Tribuna

JOSÉ MARÍA AGÜERA LORENTE

Catedrático de Filosofía de Enseñanza Secundaria

Temores apocalípticos

En las actuales proyecciones a futuro, los causantes de nuestra destrucción somos nosotros mismos, como se refleja en las expresiones culturales objeto del consumo de masas

"Y ordenó el Señor Dios al hombre, diciendo: de todo árbol del huerto podrás comer, pero del árbol del conocimiento del bien y del mal no comerás, porque el día que de él comas, ciertamente morirás" ( , 2:17)

"Quien no haya experimentado la seducción que la ciencia ejerce sobre una persona, jamás comprenderá su tiranía" (Mary Shelley: Frankenstein o el moderno Prometeo)

Cómo va a ser el fin de la humanidad, dada nuestra consciencia de finitud, es una cuestión recurrente. En las explicaciones de índole mítico-religiosa es esencial la intervención de agentes divinos o sobrenaturales. Ellos tenían en exclusiva la potestad de decidir y ejecutar nuestro final. Sin embargo, en las contemporáneas proyecciones a futuro, los causantes de nuestra destrucción somos nosotros mismos, tal como se refleja en la mayoría de las expresiones culturales objeto del consumo de masas. A mi entender tiene sentido, pues se ha confirmado la senda señalada por el "moderno Prometeo" que vislumbró la jovencísima escritora romántica Mary Shelley a principios del siglo XIX en su paradigmática novela Frankenstein o el moderno Prometeo. El hombre le ha robado a los dioses el cetro del poder sobre la naturaleza. De modo que si algo malo pasa no hay que clamar al cielo, sino asumir las consecuencias de una era de estupidez en la que hemos demostrado a través de nuestra toma de decisiones colectiva que "nuestro conocimiento corre parejo a nuestra demencia". Esta cita está extraída de uno de los diálogos de la película ya clásica El planeta de los simios de Franklin J. Shaffner. Producida en 1968, en ella se recoge el que seguramente entonces era el principal temor apocalíptico de nuestra especie, a saber: la guerra global nuclear definitiva, la que en el imaginario colectivo de la segunda mitad del siglo XX nos llevaría indefectiblemente de vuelta a la edad de piedra; la tesis es, dicho de otro modo, que la sabiduría de la especie no está a la altura de su poder tecnocientífico, y la consecuencia de ello es el riesgo cierto de su extinción.

La misma preocupación por el futuro de la civilización humana forma parte de la temática que da interés a la historia que nos cuenta La guerra del planeta de los simios, estrenada hace unos meses, aunque en ella la amenaza no es la tecnología bélica nuclear, pero sí la biotecnología, la manipulación del sagrado orden de la naturaleza.

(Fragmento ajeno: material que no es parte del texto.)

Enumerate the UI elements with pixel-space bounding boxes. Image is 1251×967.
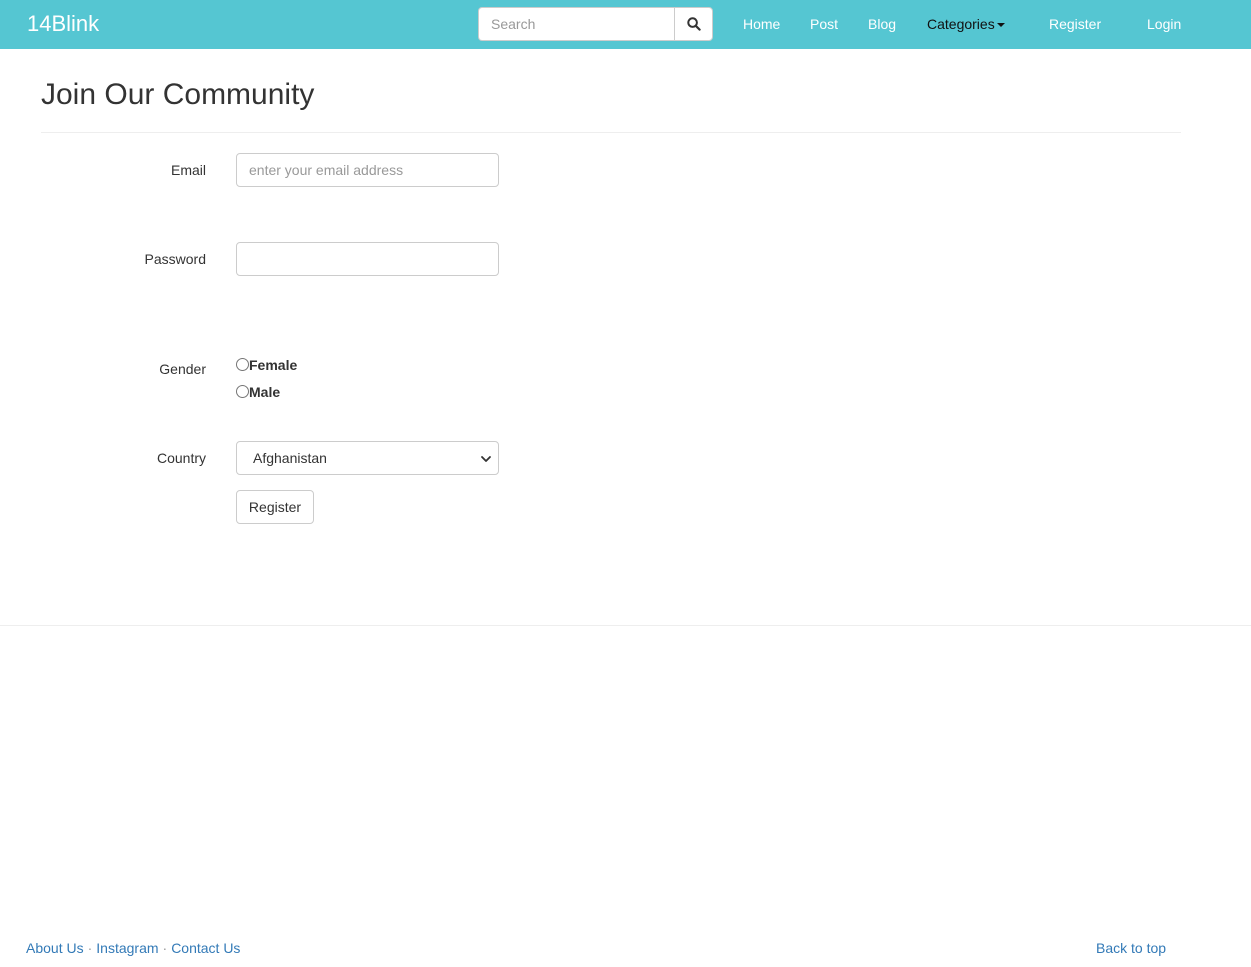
search-icon	[686, 17, 701, 31]
email-field[interactable]	[236, 153, 499, 187]
nav-blog[interactable]: Blog	[868, 16, 896, 33]
gender-option-female[interactable]: Female	[236, 356, 298, 373]
country-label: Country	[156, 450, 206, 466]
search-button[interactable]	[674, 7, 713, 41]
radio-female[interactable]	[236, 357, 249, 371]
brand-logo[interactable]: 14Blink	[27, 11, 99, 37]
nav-post[interactable]: Post	[810, 16, 838, 33]
password-label: Password	[144, 251, 206, 267]
register-button[interactable]: Register	[236, 490, 314, 524]
footer-divider	[0, 625, 1251, 626]
footer-separator: ·	[87, 940, 93, 956]
footer-links: About Us · Instagram · Contact Us	[26, 940, 240, 957]
chevron-down-icon	[481, 456, 491, 462]
footer-link-instagram[interactable]: Instagram	[96, 940, 158, 956]
radio-male[interactable]	[236, 384, 249, 398]
title-divider	[41, 132, 1181, 133]
gender-option-male[interactable]: Male	[236, 383, 281, 400]
radio-male-label: Male	[249, 384, 281, 400]
back-to-top-link[interactable]: Back to top	[1096, 940, 1166, 957]
search-input[interactable]	[478, 7, 674, 41]
password-field[interactable]	[236, 242, 499, 276]
navbar: 14Blink Home Post Blog Categories Regist…	[0, 0, 1251, 49]
nav-home[interactable]: Home	[743, 16, 780, 33]
country-select-value: Afghanistan	[253, 450, 327, 466]
country-select[interactable]: Afghanistan	[236, 441, 499, 475]
page-title: Join Our Community	[41, 78, 315, 111]
footer-link-contact[interactable]: Contact Us	[171, 940, 240, 956]
radio-female-label: Female	[249, 357, 298, 373]
email-label: Email	[170, 162, 206, 178]
search-group	[478, 7, 713, 41]
nav-categories-dropdown[interactable]: Categories	[927, 16, 1005, 33]
nav-login[interactable]: Login	[1147, 16, 1181, 33]
nav-categories-label: Categories	[927, 16, 995, 32]
nav-register[interactable]: Register	[1049, 16, 1101, 33]
gender-label: Gender	[159, 361, 206, 377]
footer-link-about[interactable]: About Us	[26, 940, 84, 956]
caret-down-icon	[996, 23, 1005, 28]
footer-separator: ·	[162, 940, 168, 956]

Es otra manifestación de la alargada sombra del moderno Prometeo, en el que se ha convertido el ser humano. De nuevo la ciencia bajo sospecha, el furor fáustico como arma de destrucción masiva. El hombre ha matado a Dios y lo suplanta haciendo de sus primos hermanos evolutivos monstruos que sacuden la asentada jerarquía de las especies donde el ser humano es el monarca supremo. Lo natural, expresión divina, es bueno; lo artificial, producto del saber humano, malo. Cada nuevo progreso nos lleva a abrir una caja de Pandora de contenido impredecible. En el caso de la película que referimos, de esa caja proviene la pérdida de la capacidad lingüística característica del ser humano, que los simios han adquirido como consecuencia de la transgresión perpetrada mediante la ciencia. Igual que el titán Prometeo fue condenado por robar el fuego de los dioses para dárselo a los humanos dando inicio a su carrera en pos de alcanzar el poder sobre la naturaleza, la soberbia científica se vuelve contra la especie que la encumbró.

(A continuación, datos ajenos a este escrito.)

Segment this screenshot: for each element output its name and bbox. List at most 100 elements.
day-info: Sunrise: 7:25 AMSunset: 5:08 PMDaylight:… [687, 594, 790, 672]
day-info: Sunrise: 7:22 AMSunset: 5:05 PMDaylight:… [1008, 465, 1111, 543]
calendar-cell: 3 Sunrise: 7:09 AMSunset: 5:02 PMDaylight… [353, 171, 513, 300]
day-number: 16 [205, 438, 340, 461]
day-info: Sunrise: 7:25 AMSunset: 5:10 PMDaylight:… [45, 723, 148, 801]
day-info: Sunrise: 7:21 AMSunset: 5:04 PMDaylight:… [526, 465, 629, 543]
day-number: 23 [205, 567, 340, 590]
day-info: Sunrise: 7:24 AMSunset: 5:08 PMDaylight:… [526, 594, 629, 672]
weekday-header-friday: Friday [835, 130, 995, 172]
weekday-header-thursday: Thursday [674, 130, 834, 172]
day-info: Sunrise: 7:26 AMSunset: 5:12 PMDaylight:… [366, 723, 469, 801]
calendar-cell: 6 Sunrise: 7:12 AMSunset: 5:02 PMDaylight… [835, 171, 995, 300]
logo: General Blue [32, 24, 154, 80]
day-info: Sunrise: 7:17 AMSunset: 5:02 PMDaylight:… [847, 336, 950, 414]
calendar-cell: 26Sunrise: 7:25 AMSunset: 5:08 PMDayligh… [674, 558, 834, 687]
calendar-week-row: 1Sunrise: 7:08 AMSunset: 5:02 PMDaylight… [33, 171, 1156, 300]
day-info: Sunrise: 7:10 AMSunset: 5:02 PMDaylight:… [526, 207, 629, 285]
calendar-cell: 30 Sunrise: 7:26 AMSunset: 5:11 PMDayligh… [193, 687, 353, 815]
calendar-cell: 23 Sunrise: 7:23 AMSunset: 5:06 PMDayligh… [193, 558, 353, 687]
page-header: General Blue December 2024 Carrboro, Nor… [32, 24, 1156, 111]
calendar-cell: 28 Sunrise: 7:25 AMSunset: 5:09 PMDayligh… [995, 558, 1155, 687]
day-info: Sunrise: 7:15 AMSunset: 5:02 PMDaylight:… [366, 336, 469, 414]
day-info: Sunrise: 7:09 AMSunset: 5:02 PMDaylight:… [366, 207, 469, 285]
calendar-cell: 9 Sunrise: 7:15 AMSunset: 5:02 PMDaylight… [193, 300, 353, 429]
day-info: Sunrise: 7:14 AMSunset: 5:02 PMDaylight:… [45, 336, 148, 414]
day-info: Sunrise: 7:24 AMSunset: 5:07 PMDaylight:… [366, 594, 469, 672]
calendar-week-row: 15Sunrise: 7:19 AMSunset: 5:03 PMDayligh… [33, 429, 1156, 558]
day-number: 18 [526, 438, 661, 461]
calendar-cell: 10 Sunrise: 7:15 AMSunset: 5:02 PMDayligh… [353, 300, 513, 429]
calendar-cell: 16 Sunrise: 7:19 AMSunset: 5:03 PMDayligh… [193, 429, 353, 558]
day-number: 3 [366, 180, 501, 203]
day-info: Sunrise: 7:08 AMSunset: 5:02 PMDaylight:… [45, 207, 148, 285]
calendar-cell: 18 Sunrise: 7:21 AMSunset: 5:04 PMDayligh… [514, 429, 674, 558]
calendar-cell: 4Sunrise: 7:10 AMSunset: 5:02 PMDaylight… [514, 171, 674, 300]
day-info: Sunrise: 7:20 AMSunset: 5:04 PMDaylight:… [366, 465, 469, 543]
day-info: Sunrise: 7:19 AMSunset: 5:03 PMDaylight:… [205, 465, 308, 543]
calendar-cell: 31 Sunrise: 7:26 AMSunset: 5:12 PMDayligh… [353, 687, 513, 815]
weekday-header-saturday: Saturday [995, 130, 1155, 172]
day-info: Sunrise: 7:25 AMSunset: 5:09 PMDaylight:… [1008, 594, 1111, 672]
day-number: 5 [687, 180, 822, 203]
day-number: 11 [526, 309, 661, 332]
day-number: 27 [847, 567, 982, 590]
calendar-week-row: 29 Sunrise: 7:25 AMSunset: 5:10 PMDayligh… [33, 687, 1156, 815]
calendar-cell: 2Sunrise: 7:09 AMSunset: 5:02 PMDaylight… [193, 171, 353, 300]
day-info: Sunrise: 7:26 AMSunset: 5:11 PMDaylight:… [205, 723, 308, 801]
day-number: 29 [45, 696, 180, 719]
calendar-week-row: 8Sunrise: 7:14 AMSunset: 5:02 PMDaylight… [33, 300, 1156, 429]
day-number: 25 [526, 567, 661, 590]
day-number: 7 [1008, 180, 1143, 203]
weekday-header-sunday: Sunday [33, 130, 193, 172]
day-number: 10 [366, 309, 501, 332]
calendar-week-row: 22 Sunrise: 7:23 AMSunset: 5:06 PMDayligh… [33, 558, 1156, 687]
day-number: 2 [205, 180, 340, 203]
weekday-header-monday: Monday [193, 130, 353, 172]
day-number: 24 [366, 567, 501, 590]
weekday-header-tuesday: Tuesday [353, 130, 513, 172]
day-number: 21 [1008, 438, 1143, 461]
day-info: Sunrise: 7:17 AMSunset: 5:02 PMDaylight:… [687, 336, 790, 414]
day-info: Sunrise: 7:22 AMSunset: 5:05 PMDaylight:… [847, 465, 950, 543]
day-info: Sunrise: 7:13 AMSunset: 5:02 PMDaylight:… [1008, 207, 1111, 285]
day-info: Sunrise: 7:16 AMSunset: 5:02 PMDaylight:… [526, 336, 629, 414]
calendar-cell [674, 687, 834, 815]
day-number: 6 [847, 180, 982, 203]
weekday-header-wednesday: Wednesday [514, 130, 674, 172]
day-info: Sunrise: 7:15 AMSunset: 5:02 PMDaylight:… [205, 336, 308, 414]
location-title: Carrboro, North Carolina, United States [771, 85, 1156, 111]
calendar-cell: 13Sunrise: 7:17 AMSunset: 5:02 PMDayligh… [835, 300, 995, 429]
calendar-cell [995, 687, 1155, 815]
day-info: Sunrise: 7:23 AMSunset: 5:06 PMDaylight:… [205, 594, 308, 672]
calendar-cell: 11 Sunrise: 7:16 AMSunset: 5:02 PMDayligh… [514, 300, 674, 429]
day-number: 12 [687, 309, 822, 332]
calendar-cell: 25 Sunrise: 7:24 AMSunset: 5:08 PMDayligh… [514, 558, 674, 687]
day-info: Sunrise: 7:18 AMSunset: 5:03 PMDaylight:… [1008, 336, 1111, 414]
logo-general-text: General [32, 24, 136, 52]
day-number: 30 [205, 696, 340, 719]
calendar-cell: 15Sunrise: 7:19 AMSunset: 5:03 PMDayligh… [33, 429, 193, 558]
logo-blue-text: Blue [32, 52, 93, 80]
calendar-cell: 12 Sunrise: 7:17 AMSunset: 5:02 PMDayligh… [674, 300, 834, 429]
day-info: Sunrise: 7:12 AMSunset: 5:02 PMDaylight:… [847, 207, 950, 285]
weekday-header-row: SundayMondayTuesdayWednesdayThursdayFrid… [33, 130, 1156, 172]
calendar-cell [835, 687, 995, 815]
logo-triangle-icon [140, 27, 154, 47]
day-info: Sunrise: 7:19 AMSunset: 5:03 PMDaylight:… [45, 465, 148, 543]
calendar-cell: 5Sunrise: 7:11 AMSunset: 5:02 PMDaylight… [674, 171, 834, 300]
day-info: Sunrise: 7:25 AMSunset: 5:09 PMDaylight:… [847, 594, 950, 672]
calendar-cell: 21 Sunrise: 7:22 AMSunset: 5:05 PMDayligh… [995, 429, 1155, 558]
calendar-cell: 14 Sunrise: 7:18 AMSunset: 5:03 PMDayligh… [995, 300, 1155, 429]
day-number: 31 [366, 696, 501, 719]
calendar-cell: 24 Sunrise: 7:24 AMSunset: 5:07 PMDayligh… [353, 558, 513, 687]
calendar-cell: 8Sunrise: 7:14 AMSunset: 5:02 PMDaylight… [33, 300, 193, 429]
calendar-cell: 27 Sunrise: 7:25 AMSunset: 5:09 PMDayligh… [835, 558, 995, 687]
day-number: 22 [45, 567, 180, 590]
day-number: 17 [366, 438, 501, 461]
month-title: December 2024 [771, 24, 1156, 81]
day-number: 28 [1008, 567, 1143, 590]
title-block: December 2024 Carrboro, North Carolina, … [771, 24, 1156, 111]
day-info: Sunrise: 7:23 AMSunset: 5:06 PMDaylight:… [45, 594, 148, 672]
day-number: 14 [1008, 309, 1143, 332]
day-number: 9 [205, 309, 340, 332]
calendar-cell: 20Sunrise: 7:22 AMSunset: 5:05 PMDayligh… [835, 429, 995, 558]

Xavier Rubert de Ventós escribió hace ya veinte años -¡y qué distinto y qué igual era todo hace veinte años!- un certero artículo titulado El azar y la moralidad, que partía de la siguiente certeza: "Queríamos meter al mundo en un puño al tiempo que controlábamos nuestro destino"; y en el que constataba ese ancestral temor humano a la alargada sombra de Prometeo con estas palabras: "Comenzamos apenas a empuñar la antorcha de nuestro destino biológico o cósmico, y lo primero que sentimos es que nos quema la mano, que no sabemos cómo desprendernos de ella". Por eso duda el filósofo de que tengamos el temple necesario para administrar el "inmenso territorio que se desprende del reino del azar y entra en el de la moralidad", tarea incompatible con el miedo a la libertad y la busca de la inocencia perdida.

Son los temores de una especie que se mira en el espejo de su autoconsciencia y no acierta a ver con claridad el reflejo de su identidad cósmica y biológica ni a qué futuro señala.